Monday, 4 March 2013

Whole Wheat Banana Bread

I'm so happy I finally had time to try out this recipe Eileen gave me out of the King Arthur Flour cookbook. It's a pretty healthy recipe to begin with but I made a few little healthy twists. It still came out absolutely delightful.








I started my night with a wholesome dinner - a Quinoa with red bean recipe from Shape magazine paired with some homemade kale chips. Both came out so tasty.. I couldn't believe the kale chips really were chips! They crisped up and crunched just like potato chips and tasted great - definitely going to make them again.
Just drizzle with olive oil and salt (and any other toppings/spices of choice) then place in the oven at 375 degrees for 10-15 minutes until edges brown.

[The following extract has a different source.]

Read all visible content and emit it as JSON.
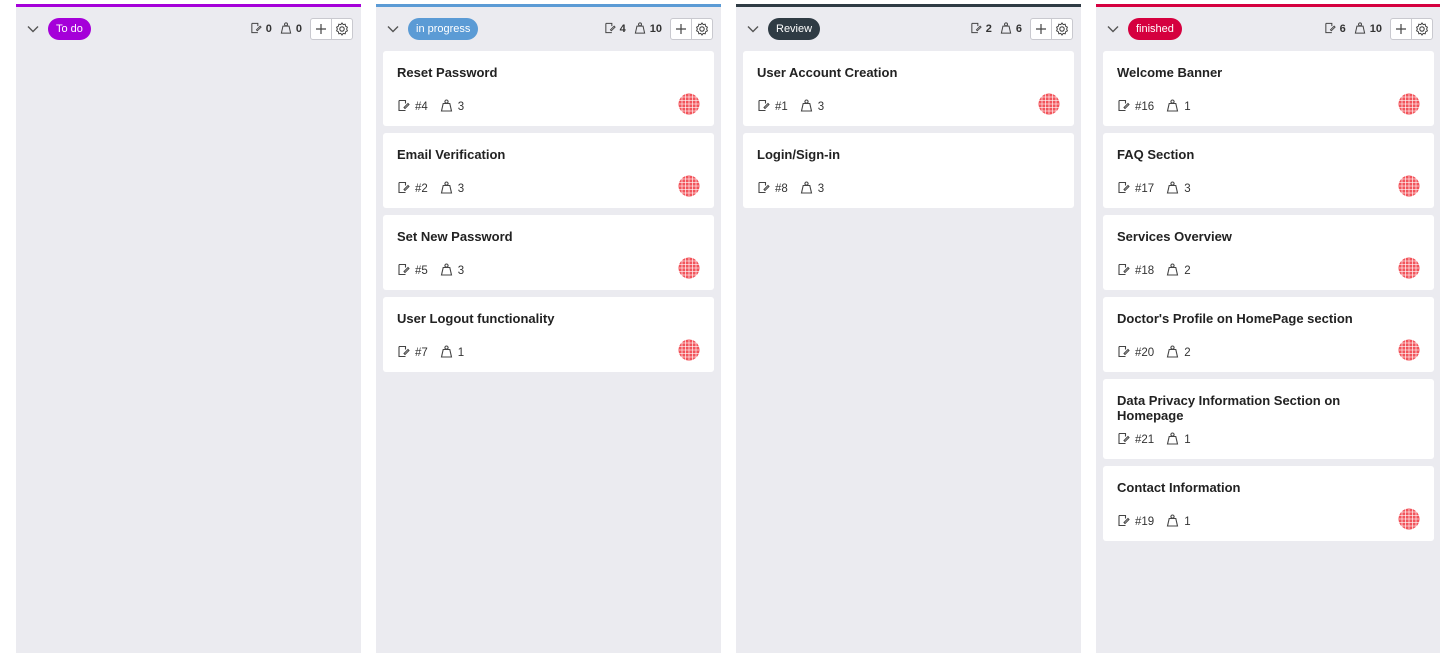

For an after dinner treat I toasted some of my banana bread and had some warm almond milk with cinnamon. Perfect way to wind down for the night. 


Whole Wheat Banana Bread

DRY
1 cup of spelt flour
1 cup of whole wheat pastry flour 
(or 2 cups of whole wheat flour)
1/2 cup Sucanat (or any organic brown sugar)
3/4 tsp of baking soda
1/2 tsp of salt
1/2 tsp of ground cinnamon
1/4 tsp of ground nutmeg
1/2 cup chopped pecans

WET
2 large organic/cage free eggs
1/4 cup of extra virgin coconut oil
1/8 cup (half of 1/4 cup) of greek yogurt (I used low fat)
3 med-large mashed ripe bananas
1 tsp of vanilla extract
1/4 cup organic honey

Preheat the oven to 350 degrees. 
Grease (or parchment paper) a loaf (or cake) pan. 

In a large bowl combine all the dry ingredients and mix well. In a separate bowl combine the wet ingredients and beat together until well combined. Add the wet to the dry and mix until batter forms. Pour the batter into the pan and let sit at room temperature for 10 minutes before placing in the oven. Every oven will be different but it will take anywhere from 30-50 mins - keep an eye out! When the cake tester/knife comes out clean - it's done. Take out of the oven and let cool for 10 minutes before taking out of the pan. Move to a rack or plate and let cool completely. 

To reheat/toast - place in the oven at 350 for 5 minutes then place on broil for 1-2 minutes to get a crispy crust. Then enjoy on it's own or spread on some almond butter - yum!